The capacitance of any capacitor is defined as $$C≡\frac{ΔV}{Q}$$. In this lesson, we'll be interested in finding the capacitance for what is known as a parallel-plate capacitor. A parallel-plate capacitor is a capacitor whose conductors are two thin plates which are parallel to one another and seperated by an insulator as illustrated in Figure 1. We'll assume that the two conductors are separated by a vacuum.

Let's try to find an expression for the voltage $$ΔV$$ across the capacitor and then, after that, we'll substitute it into the equation $$C=\frac{ΔV}{Q}$$. The general expression for the voltage between any two points is given by

$$ΔV=q\int_B^A\vec{E}·d\vec{r}.\tag{1}$$

Figure 1: Parallel-plate capacitor. Each conductor is a flat plate with charges $$-Q$$ and $$+Q$$, areas of $$A$$, and separated at a distance of $$d$$.

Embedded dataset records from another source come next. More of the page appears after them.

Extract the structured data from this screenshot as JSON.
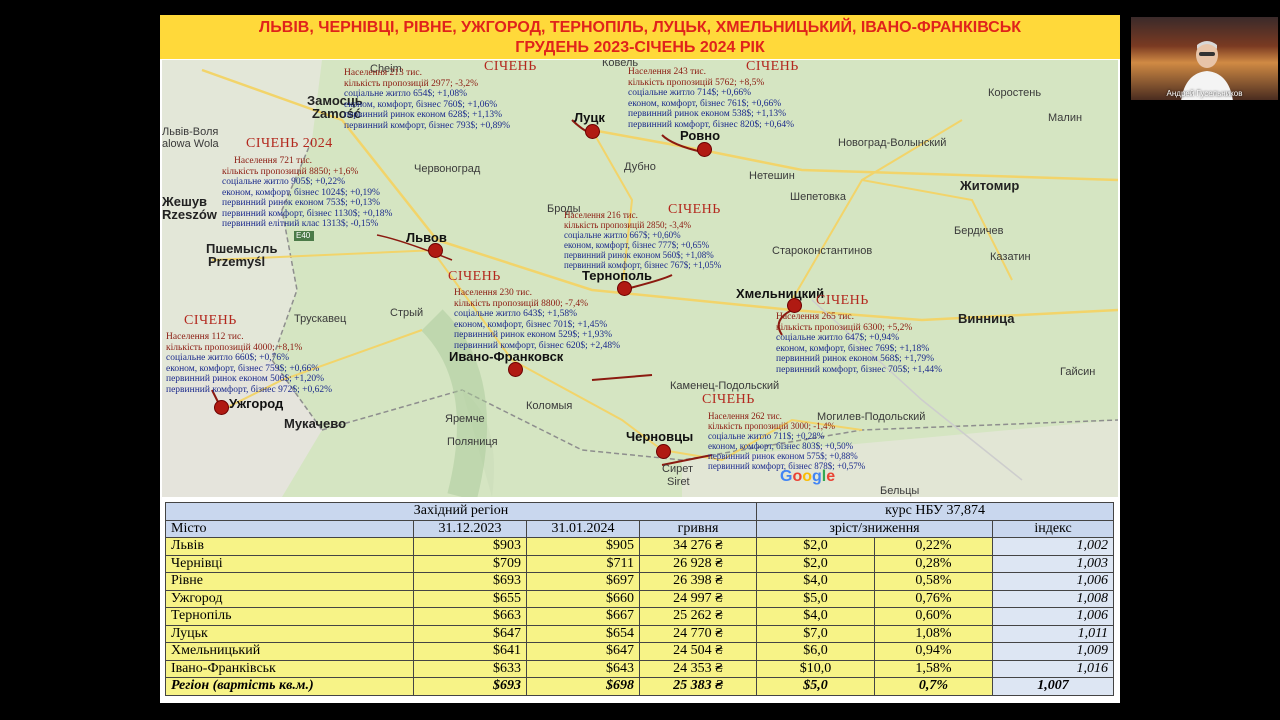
{
  "title": {
    "line1": "ЛЬВІВ, ЧЕРНІВЦІ, РІВНЕ, УЖГОРОД, ТЕРНОПІЛЬ, ЛУЦЬК, ХМЕЛЬНИЦЬКИЙ, ІВАНО-ФРАНКІВСЬК",
    "line2": "ГРУДЕНЬ 2023-СІЧЕНЬ 2024 РІК"
  },
  "webcam": {
    "name": "Андрей Гусельников"
  },
  "map": {
    "places": {
      "cheim": "Cheim",
      "kovel": "Ковель",
      "zamosc1": "Замосць",
      "zamosc2": "Zamość",
      "volia1": "Львів-Воля",
      "volia2": "alowa Wola",
      "chervonograd": "Червоноград",
      "zheshuv": "Жешув",
      "rzeszow": "Rzeszów",
      "e40": "E40",
      "peremyshl": "Пшемысль",
      "przemysl": "Przemyśl",
      "truskavets": "Трускавец",
      "stryi": "Стрый",
      "mukachevo": "Мукачево",
      "yaremche": "Яремче",
      "kolomyia": "Коломыя",
      "polianytsia": "Поляниця",
      "brody": "Броды",
      "dubno": "Дубно",
      "netishyn": "Нетешин",
      "shepetovka": "Шепетовка",
      "starokonstantinov": "Староконстантинов",
      "kamenets": "Каменец-Подольский",
      "mogilev": "Могилев-Подольский",
      "siret1": "Сирет",
      "siret2": "Siret",
      "beltsy": "Бельцы",
      "korosten": "Коростень",
      "malin": "Малин",
      "novograd": "Новоград-Волынский",
      "zhitomir": "Житомир",
      "berdichev": "Бердичев",
      "kazatin": "Казатин",
      "vinnitsa": "Винница",
      "gaysin": "Гайсин"
    },
    "cities": {
      "lutsk": "Луцк",
      "rovno": "Ровно",
      "lvov": "Львов",
      "ternopol": "Тернополь",
      "khmelnitsky": "Хмельницкий",
      "ivanofrankovsk": "Ивано-Франковск",
      "uzhgorod": "Ужгород",
      "chernovtsy": "Черновцы"
    },
    "google": "Google",
    "annotations": {
      "lutsk": {
        "jan": "СІЧЕНЬ",
        "lines": [
          "Населення 213 тис.",
          "кількість пропозицій 2977; -3,2%",
          "соцiальне житло 654$; +1,08%",
          "економ, комфорт, бізнес 760$; +1,06%",
          "первинний ринок економ 628$; +1,13%",
          "первинний комфорт, бізнес 793$; +0,89%"
        ]
      },
      "rovno": {
        "jan": "СІЧЕНЬ",
        "lines": [
          "Населення 243 тис.",
          "кількість пропозицій 5762; +8,5%",
          "соцiальне житло 714$; +0,66%",
          "економ, комфорт, бізнес 761$; +0,66%",
          "первинний ринок економ 538$; +1,13%",
          "первинний комфорт, бізнес 820$; +0,64%"
        ]
      },
      "lvov": {
        "jan": "СІЧЕНЬ 2024",
        "lines": [
          "Населення 721 тис.",
          "кількість пропозицій 8850; +1,6%",
          "соцiальне житло 905$; +0,22%",
          "економ, комфорт, бізнес 1024$; +0,19%",
          "первинний ринок економ 753$; +0,13%",
          "первинний комфорт, бізнес 1130$; +0,18%",
          "первинний елітний клас 1313$; -0,15%"
        ]
      },
      "ternopol": {
        "jan": "СІЧЕНЬ",
        "lines": [
          "Населення 216 тис.",
          "кількість пропозицій 2850; -3,4%",
          "соцiальне житло 667$; +0,60%",
          "економ, комфорт, бізнес 777$; +0,65%",
          "первинний ринок економ 560$; +1,08%",
          "первинний комфорт, бізнес 767$; +1,05%"
        ]
      },
      "ivanofrankovsk": {
        "jan": "СІЧЕНЬ",
        "lines": [
          "Населення 230 тис.",
          "кількість пропозицій 8800; -7,4%",
          "соцiальне житло 643$; +1,58%",
          "економ, комфорт, бізнес 701$; +1,45%",
          "первинний ринок економ 529$; +1,93%",
          "первинний комфорт, бізнес 620$; +2,48%"
        ]
      },
      "khmelnitsky": {
        "jan": "СІЧЕНЬ",
        "lines": [
          "Населення 265 тис.",
          "кількість пропозицій 6300; +5,2%",
          "соцiальне житло 647$; +0,94%",
          "економ, комфорт, бізнес 769$; +1,18%",
          "первинний ринок економ 568$; +1,79%",
          "первинний комфорт, бізнес 705$; +1,44%"
        ]
      },
      "uzhgorod": {
        "jan": "СІЧЕНЬ",
        "lines": [
          "Населення 112 тис.",
          "кількість пропозицій 4000; +8,1%",
          "соцiальне житло 660$; +0,76%",
          "економ, комфорт, бізнес 759$; +0,66%",
          "первинний ринок економ 506$; +1,20%",
          "первинний комфорт, бізнес 972$; +0,62%"
        ]
      },
      "chernovtsy": {
        "jan": "СІЧЕНЬ",
        "lines": [
          "Населення 262 тис.",
          "кількість пропозицій 3000; -1,4%",
          "соцiальне житло 711$; +0,28%",
          "економ, комфорт, бізнес 803$; +0,50%",
          "первинний ринок економ 575$; +0,88%",
          "первинний комфорт, бізнес 878$; +0,57%"
        ]
      }
    }
  },
  "table": {
    "region_header": "Західний регіон",
    "rate_header": "курс НБУ 37,874",
    "columns": [
      "Місто",
      "31.12.2023",
      "31.01.2024",
      "гривня",
      "зріст/зниження",
      "індекс"
    ],
    "rows": [
      [
        "Львів",
        "$903",
        "$905",
        "34 276 ₴",
        "$2,0",
        "0,22%",
        "1,002"
      ],
      [
        "Чернівці",
        "$709",
        "$711",
        "26 928 ₴",
        "$2,0",
        "0,28%",
        "1,003"
      ],
      [
        "Рівне",
        "$693",
        "$697",
        "26 398 ₴",
        "$4,0",
        "0,58%",
        "1,006"
      ],
      [
        "Ужгород",
        "$655",
        "$660",
        "24 997 ₴",
        "$5,0",
        "0,76%",
        "1,008"
      ],
      [
        "Тернопіль",
        "$663",
        "$667",
        "25 262 ₴",
        "$4,0",
        "0,60%",
        "1,006"
      ],
      [
        "Луцьк",
        "$647",
        "$654",
        "24 770 ₴",
        "$7,0",
        "1,08%",
        "1,011"
      ],
      [
        "Хмельницький",
        "$641",
        "$647",
        "24 504 ₴",
        "$6,0",
        "0,94%",
        "1,009"
      ],
      [
        "Івано-Франківськ",
        "$633",
        "$643",
        "24 353 ₴",
        "$10,0",
        "1,58%",
        "1,016"
      ]
    ],
    "total": [
      "Регіон (вартість кв.м.)",
      "$693",
      "$698",
      "25 383 ₴",
      "$5,0",
      "0,7%",
      "1,007"
    ]
  }
}
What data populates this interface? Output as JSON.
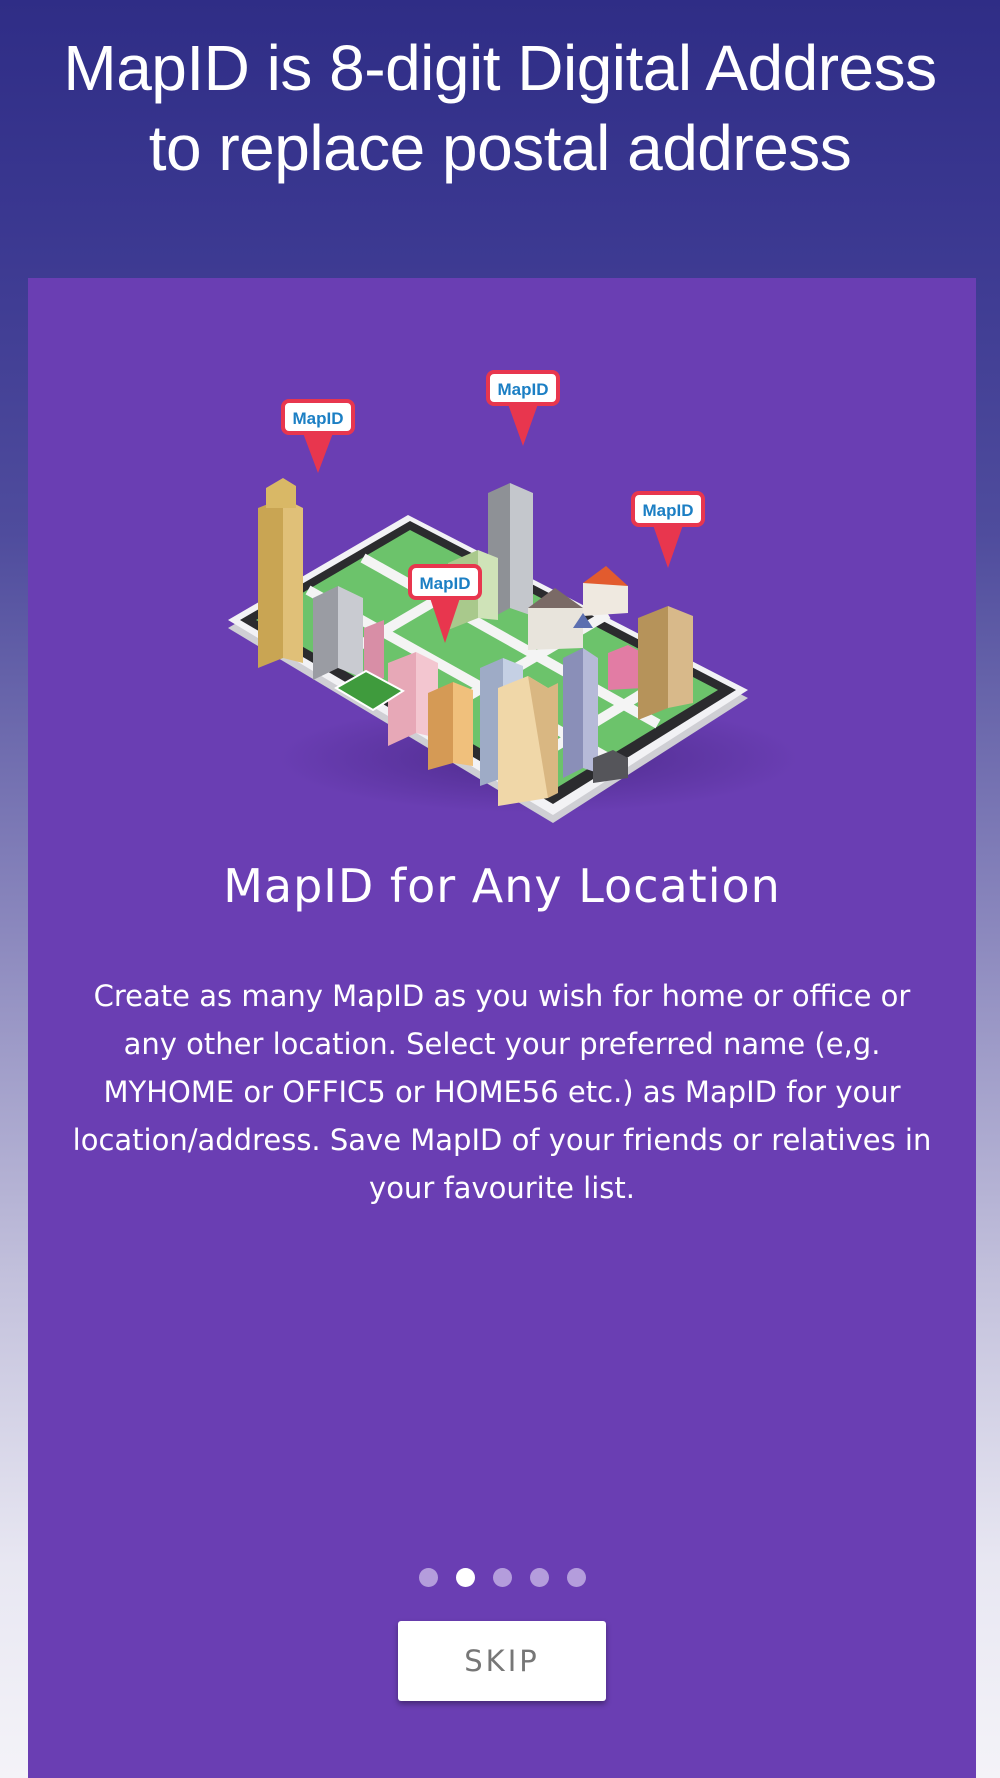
{
  "header": {
    "line1": "MapID is 8-digit Digital Address",
    "line2": "to replace postal address"
  },
  "slide": {
    "title": "MapID for Any Location",
    "description": "Create as many MapID as you wish for home or office or any other location. Select your preferred name (e,g. MYHOME or OFFIC5 or HOME56 etc.) as MapID for your location/address. Save MapID of your friends or relatives in your favourite list.",
    "pin_label": "MapID"
  },
  "pagination": {
    "total": 5,
    "active_index": 1
  },
  "skip_label": "SKIP",
  "colors": {
    "header_bg": "#2f2d86",
    "card_bg": "#6a3eb3",
    "dot_inactive": "#b49ddc",
    "dot_active": "#ffffff",
    "pin": "#e8364e"
  }
}
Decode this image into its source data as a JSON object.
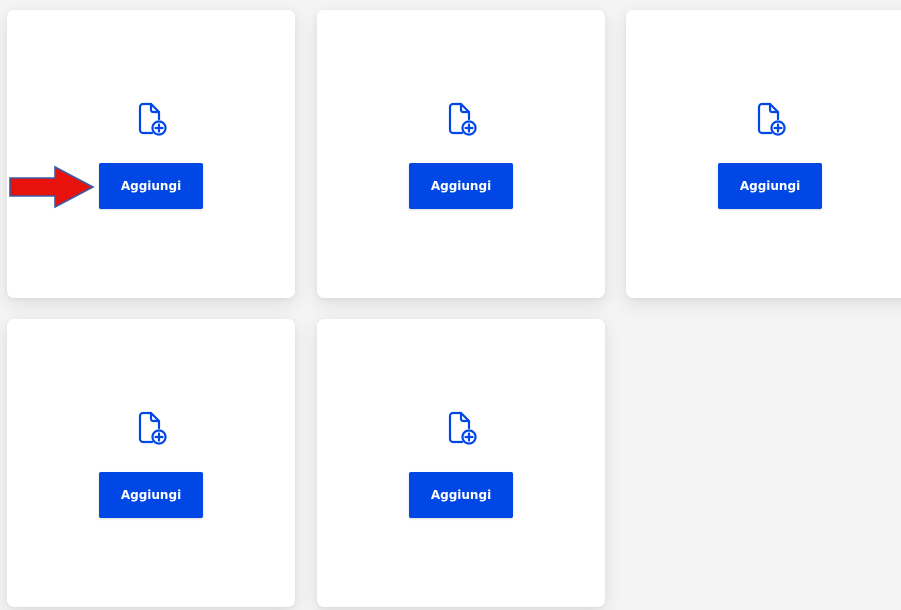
{
  "theme": {
    "button_color": "#0047e6",
    "icon_color": "#0047e6",
    "arrow_fill": "#e8120c",
    "arrow_stroke": "#3a5ba8"
  },
  "annotation": {
    "icon": "red-arrow-icon"
  },
  "cards": [
    {
      "icon": "file-add-icon",
      "button_label": "Aggiungi"
    },
    {
      "icon": "file-add-icon",
      "button_label": "Aggiungi"
    },
    {
      "icon": "file-add-icon",
      "button_label": "Aggiungi"
    },
    {
      "icon": "file-add-icon",
      "button_label": "Aggiungi"
    },
    {
      "icon": "file-add-icon",
      "button_label": "Aggiungi"
    }
  ]
}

Courtesy of the Department of Physics and Astronomy, Michigan State University

For our purposes we'll let the point $$A$$ and $$B$$ be the two points illustrated in Figure 1. We showed in a previous lesson (using Guass's law) that the electric field in between two parallel plates is a constant given by $$\vec{E}=\frac{σ}{ε_0}\hat{i}$$ where $$σ$$ is the magnitude of the charge density on each plate and $$\hat{i}$$ is a unit vector pointing from the negatively charged plate to the positively charged plate along the x-axis as illustred in Figure 1. Substituting $$\vec{E}=\frac{σ}{ε_0}\hat{i}$$ into Equation (1), we have

$$ΔV=\frac{σq}{ε_0}\int_B^A\hat{i}·d\vec{r}.\tag{2}$$

[Explain why $$\hat{i}·d\vec{r}$$ simplifies to $$dr$$.]

$$ΔV=\frac{σq}{ε_0}\int_B^Adr=\frac{σqd}{ε_0}.\tag{3}$$

Substituting Equation (3) into $$C=\frac{ΔV}{Q}$$, we find that the capacitance of a parallel-plate capacitor (where each conductor is seperated by vacuum) is given by

$$C=\frac{σqd}{qε_0}=\frac{σd}{ε_0}.$$